Yo no quería ser yo pero tuve que serlo.
Viajo y muero para conocer algo que tenga sentido con quién verdaderamente soy,
Pero no sé quién soy.
Me gusta la poesía porque me gustan las palabras aunque no las creo.
Las escucho asumiéndome víctima encantada de una ficción bien organizada.

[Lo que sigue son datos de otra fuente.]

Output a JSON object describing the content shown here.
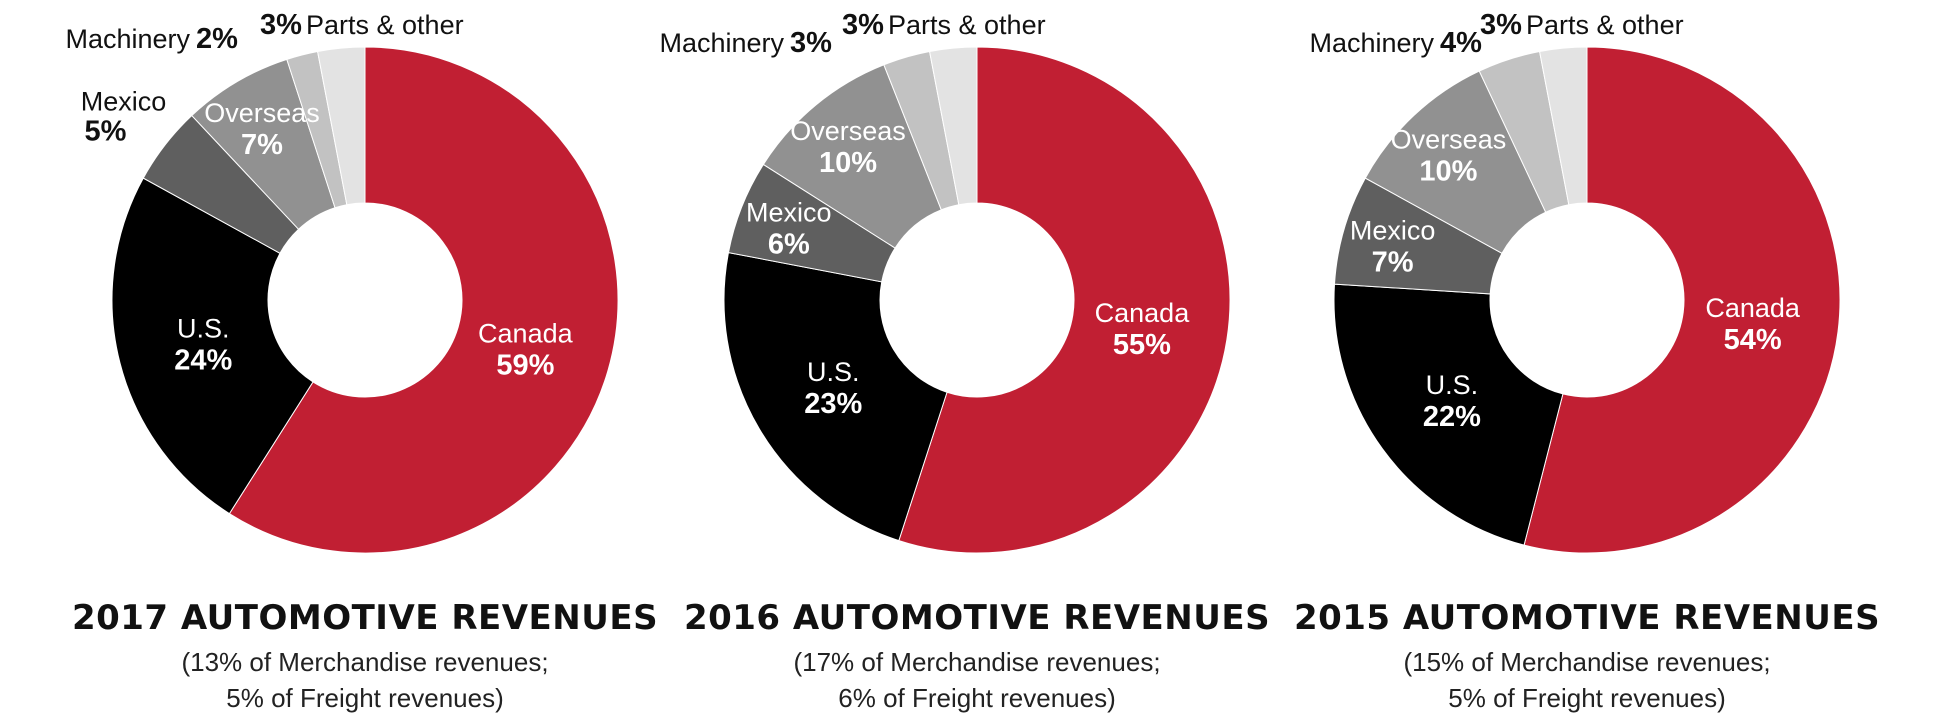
{
  "colors": {
    "Canada": "#c11f33",
    "U.S.": "#000000",
    "Mexico": "#5f5f5f",
    "Overseas": "#919191",
    "Machinery": "#c2c2c2",
    "Parts & other": "#e3e3e3"
  },
  "chart_data": [
    {
      "type": "pie",
      "title": "2017 AUTOMOTIVE REVENUES",
      "subtitle_line1": "(13% of Merchandise revenues;",
      "subtitle_line2": "5% of Freight revenues)",
      "slices": [
        {
          "label": "Canada",
          "value": 59,
          "pct_label": "59%"
        },
        {
          "label": "U.S.",
          "value": 24,
          "pct_label": "24%"
        },
        {
          "label": "Mexico",
          "value": 5,
          "pct_label": "5%"
        },
        {
          "label": "Overseas",
          "value": 7,
          "pct_label": "7%"
        },
        {
          "label": "Machinery",
          "value": 2,
          "pct_label": "2%"
        },
        {
          "label": "Parts & other",
          "value": 3,
          "pct_label": "3%"
        }
      ]
    },
    {
      "type": "pie",
      "title": "2016 AUTOMOTIVE REVENUES",
      "subtitle_line1": "(17% of Merchandise revenues;",
      "subtitle_line2": "6% of Freight revenues)",
      "slices": [
        {
          "label": "Canada",
          "value": 55,
          "pct_label": "55%"
        },
        {
          "label": "U.S.",
          "value": 23,
          "pct_label": "23%"
        },
        {
          "label": "Mexico",
          "value": 6,
          "pct_label": "6%"
        },
        {
          "label": "Overseas",
          "value": 10,
          "pct_label": "10%"
        },
        {
          "label": "Machinery",
          "value": 3,
          "pct_label": "3%"
        },
        {
          "label": "Parts & other",
          "value": 3,
          "pct_label": "3%"
        }
      ]
    },
    {
      "type": "pie",
      "title": "2015 AUTOMOTIVE REVENUES",
      "subtitle_line1": "(15% of Merchandise revenues;",
      "subtitle_line2": "5% of Freight revenues)",
      "slices": [
        {
          "label": "Canada",
          "value": 54,
          "pct_label": "54%"
        },
        {
          "label": "U.S.",
          "value": 22,
          "pct_label": "22%"
        },
        {
          "label": "Mexico",
          "value": 7,
          "pct_label": "7%"
        },
        {
          "label": "Overseas",
          "value": 10,
          "pct_label": "10%"
        },
        {
          "label": "Machinery",
          "value": 4,
          "pct_label": "4%"
        },
        {
          "label": "Parts & other",
          "value": 3,
          "pct_label": "3%"
        }
      ]
    }
  ]
}
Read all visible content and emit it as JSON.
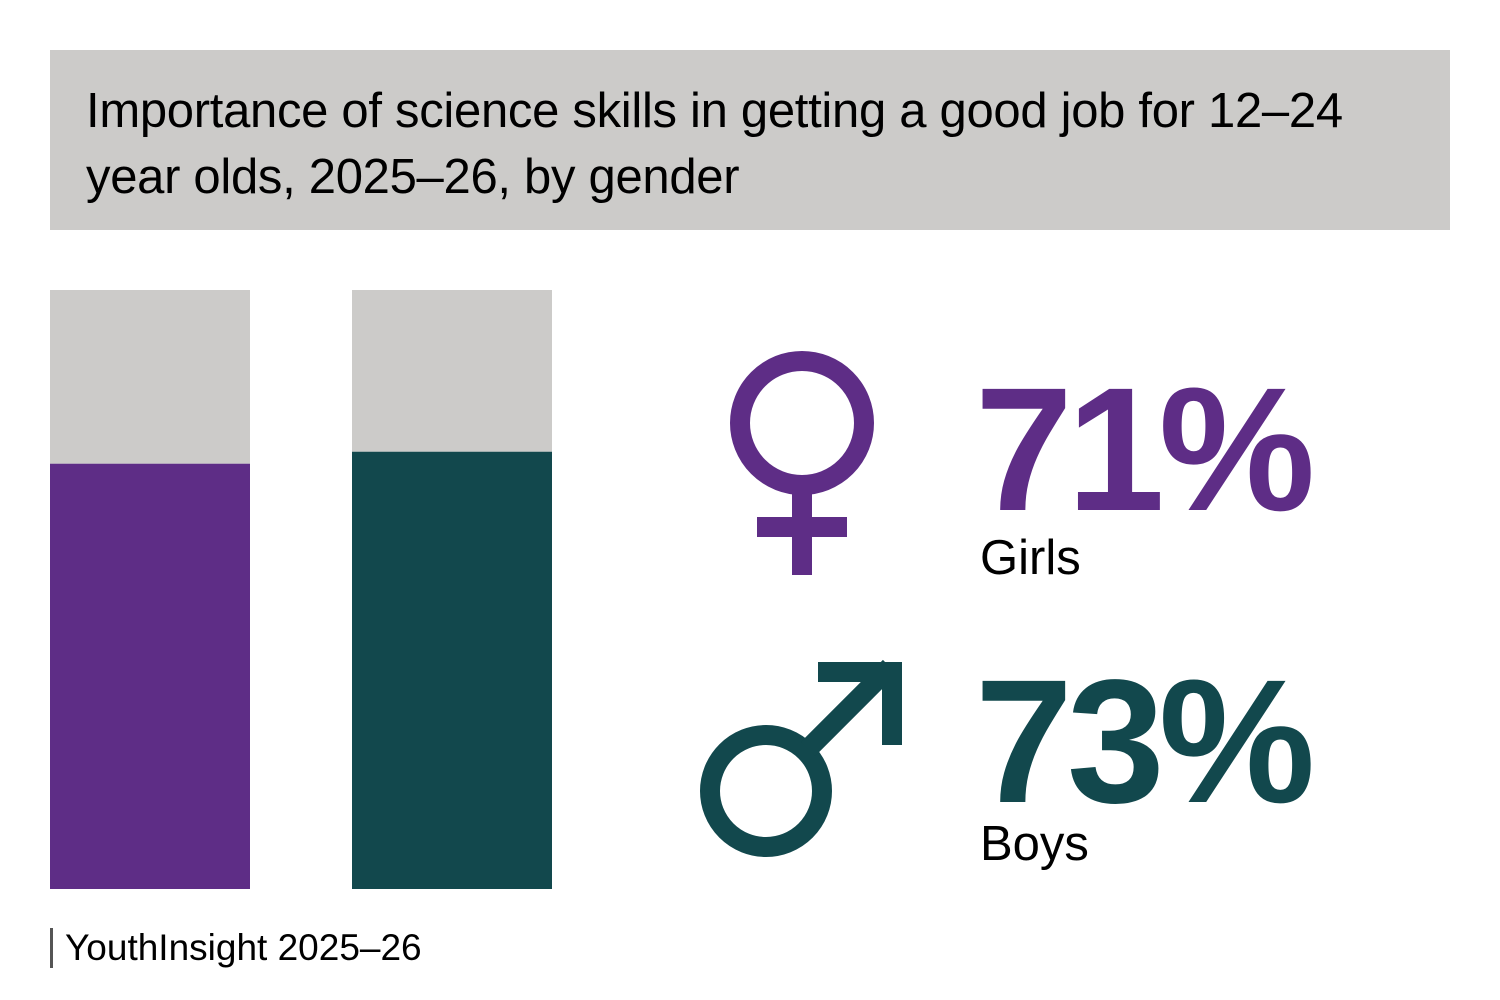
{
  "title": "Importance of science skills in getting a good job for 12–24 year olds, 2025–26, by gender",
  "source": "YouthInsight 2025–26",
  "colors": {
    "girls": "#5e2d86",
    "boys": "#12484d",
    "remainder": "#cccbc9",
    "title_background": "#cccbc9"
  },
  "chart_data": {
    "type": "bar",
    "stacked": true,
    "categories": [
      "Girls",
      "Boys"
    ],
    "ylim": [
      0,
      100
    ],
    "series": [
      {
        "values": [
          71,
          73
        ]
      },
      {
        "values": [
          29,
          27
        ]
      }
    ]
  },
  "stats": {
    "girls": {
      "value": "71%",
      "label": "Girls",
      "icon": "female-symbol-icon"
    },
    "boys": {
      "value": "73%",
      "label": "Boys",
      "icon": "male-symbol-icon"
    }
  }
}
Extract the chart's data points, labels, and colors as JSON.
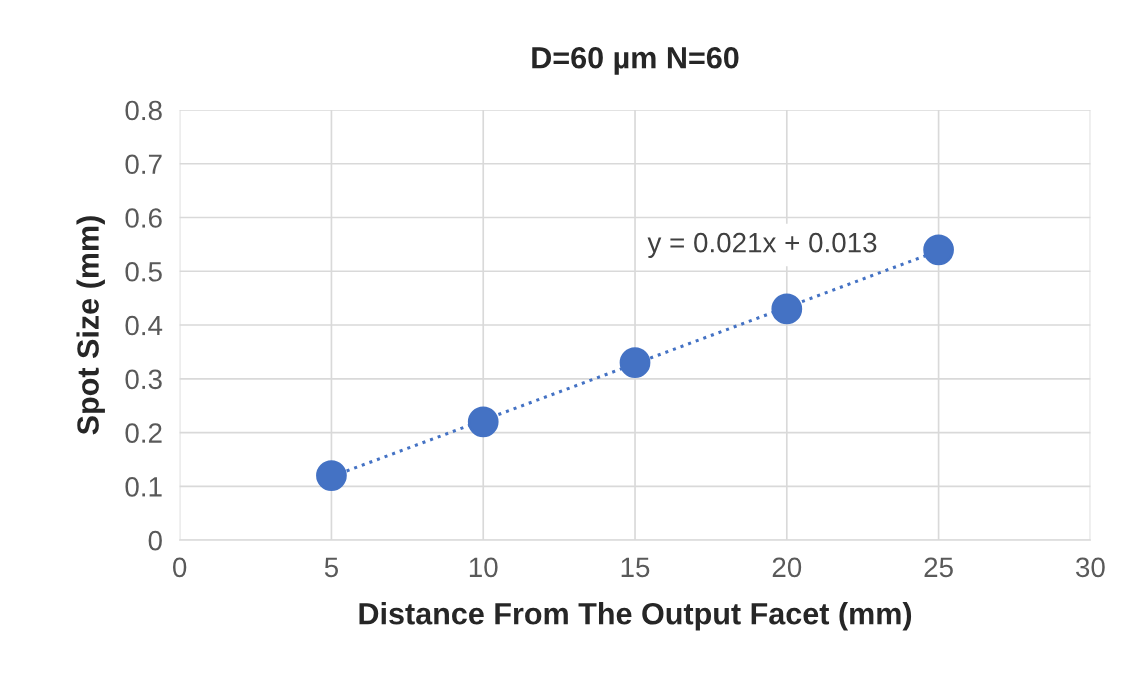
{
  "chart_data": {
    "type": "scatter",
    "title": "D=60 µm N=60",
    "xlabel": "Distance From The Output Facet (mm)",
    "ylabel": "Spot Size (mm)",
    "x": [
      5,
      10,
      15,
      20,
      25
    ],
    "series": [
      {
        "color": "#4472c4",
        "values": [
          0.12,
          0.22,
          0.33,
          0.43,
          0.54
        ],
        "marker": "circle"
      },
      {
        "type": "line",
        "color": "#4472c4",
        "x": [
          5,
          25
        ],
        "values": [
          0.118,
          0.538
        ],
        "line_style": "dotted"
      }
    ],
    "annotations": [
      "y = 0.021x + 0.013"
    ],
    "xlim": [
      0,
      30
    ],
    "xticks": [
      0,
      5,
      10,
      15,
      20,
      25,
      30
    ],
    "ylim": [
      0,
      0.8
    ],
    "yticks": [
      0,
      0.1,
      0.2,
      0.3,
      0.4,
      0.5,
      0.6,
      0.7,
      0.8
    ],
    "grid": true
  }
}
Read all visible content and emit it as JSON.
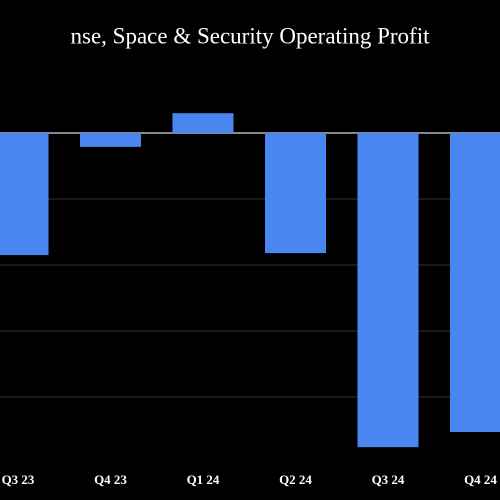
{
  "chart_data": {
    "type": "bar",
    "title": "nse, Space & Security Operating Profit",
    "categories": [
      "Q3 23",
      "Q4 23",
      "Q1 24",
      "Q2 24",
      "Q3 24",
      "Q4 24"
    ],
    "values": [
      -185,
      -21,
      30,
      -182,
      -476,
      -453
    ],
    "color": "#4a86f0",
    "ylim": [
      -500,
      100
    ],
    "yticks": [
      -400,
      -300,
      -200,
      -100,
      0
    ],
    "grid": true
  }
}
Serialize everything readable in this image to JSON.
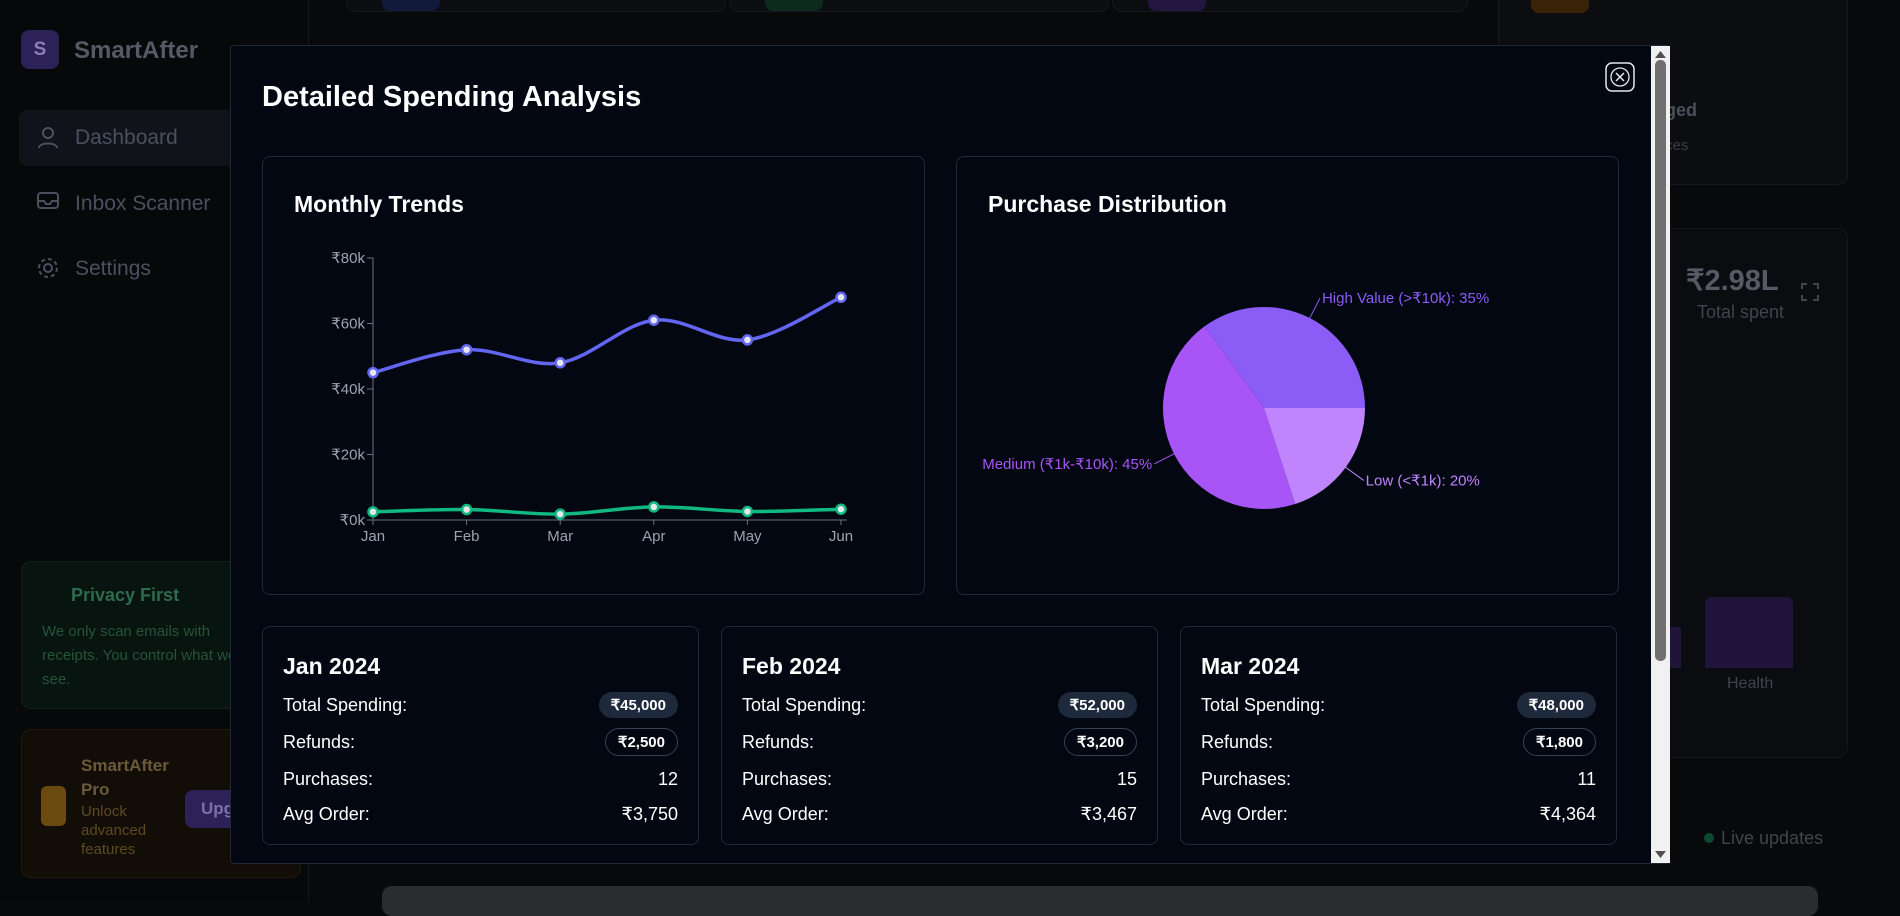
{
  "sidebar": {
    "logo": "S",
    "brand": "SmartAfter",
    "nav": [
      "Dashboard",
      "Inbox Scanner",
      "Settings"
    ],
    "privacy": {
      "title": "Privacy First",
      "text": "We only scan emails with receipts. You control what we see."
    },
    "pro": {
      "title": "SmartAfter Pro",
      "text": "Unlock advanced features",
      "button": "Upgrade"
    }
  },
  "background": {
    "fragments": [
      "ged",
      "ces"
    ],
    "total": "₹2.98L",
    "total_label": "Total spent",
    "category": "Health",
    "live": "Live updates"
  },
  "modal": {
    "title": "Detailed Spending Analysis",
    "months": [
      {
        "title": "Jan 2024",
        "rows": [
          {
            "label": "Total Spending:",
            "value": "₹45,000"
          },
          {
            "label": "Refunds:",
            "value": "₹2,500"
          },
          {
            "label": "Purchases:",
            "value": "12"
          },
          {
            "label": "Avg Order:",
            "value": "₹3,750"
          }
        ]
      },
      {
        "title": "Feb 2024",
        "rows": [
          {
            "label": "Total Spending:",
            "value": "₹52,000"
          },
          {
            "label": "Refunds:",
            "value": "₹3,200"
          },
          {
            "label": "Purchases:",
            "value": "15"
          },
          {
            "label": "Avg Order:",
            "value": "₹3,467"
          }
        ]
      },
      {
        "title": "Mar 2024",
        "rows": [
          {
            "label": "Total Spending:",
            "value": "₹48,000"
          },
          {
            "label": "Refunds:",
            "value": "₹1,800"
          },
          {
            "label": "Purchases:",
            "value": "11"
          },
          {
            "label": "Avg Order:",
            "value": "₹4,364"
          }
        ]
      }
    ]
  },
  "chart_data": [
    {
      "type": "line",
      "title": "Monthly Trends",
      "categories": [
        "Jan",
        "Feb",
        "Mar",
        "Apr",
        "May",
        "Jun"
      ],
      "series": [
        {
          "color": "#6366f1",
          "values": [
            45000,
            52000,
            48000,
            61000,
            55000,
            68000
          ]
        },
        {
          "color": "#10b981",
          "values": [
            2500,
            3200,
            1800,
            4000,
            2600,
            3300
          ]
        }
      ],
      "ylim": [
        0,
        80000
      ],
      "yticks": [
        {
          "value": 0,
          "label": "₹0k"
        },
        {
          "value": 20000,
          "label": "₹20k"
        },
        {
          "value": 40000,
          "label": "₹40k"
        },
        {
          "value": 60000,
          "label": "₹60k"
        },
        {
          "value": 80000,
          "label": "₹80k"
        }
      ]
    },
    {
      "type": "pie",
      "title": "Purchase Distribution",
      "values": [
        35,
        45,
        20
      ],
      "value_labels": [
        "High Value (>₹10k): 35%",
        "Medium (₹1k-₹10k): 45%",
        "Low (<₹1k): 20%"
      ],
      "colors": [
        "#8b5cf6",
        "#a855f7",
        "#c084fc"
      ]
    }
  ]
}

“La verdad no es decible”, leí.
Heridas por todos lados que no se van
me hacen acordar a cómo era mi infancia:
una película de supervivencia a capa y espada
con la banda sonora de gritos hostiles y adjetivos maleducados.
No había nadie cerca así que ahora hasta yo me abandono.
Me cuido sola, nunca llamo a nadie,
nunca digo que vivo la vida atrapada en esa sensación
de cuando me dejaban con la sensibilidad ardiendo,
devorando lágrimas derrotadas que me hacían sentir tan extraña y dolorida.
La psicóloga dice que no sé hablar de amor pero sí de pánico,
yo solo hablo de las cosas que conozco.
Es verdad que no sé sostener la mirada
y que me lo han perdonado.
Mi propio montaje es la risa,
ese mecanismo de defensa para que nadie vea lo que reflejan mis ojos:
un intenso rechazo no resuelto.
Algo que hace que los demás me quieran con un poco de ternura
buscando esa compasión que puedo brindar.
“No sé si soy una persona triste con vocación de alegre”, escribió Benedetti
y un poco me lo apropié.
Conversaciones con la neurosis me dicen "nunca vas a poder arreglar esto".
No soy una persona para quedarse, para querer.
Solo parezco digna de esos momentos, como los que le daban a la niña
que hoy se hace responsable de lo que le tocó:
cinco minutos de dudoso cariño con condiciones
y toda una vida de desapego, violencia, discusión, ausencia.
Y todavía siento culpa por decirlo: odio que esta haya sido mi historia,
odio esos días que no van a volver
porque ya quedaron escritos.
Odio estar hecha de estos recuerdos.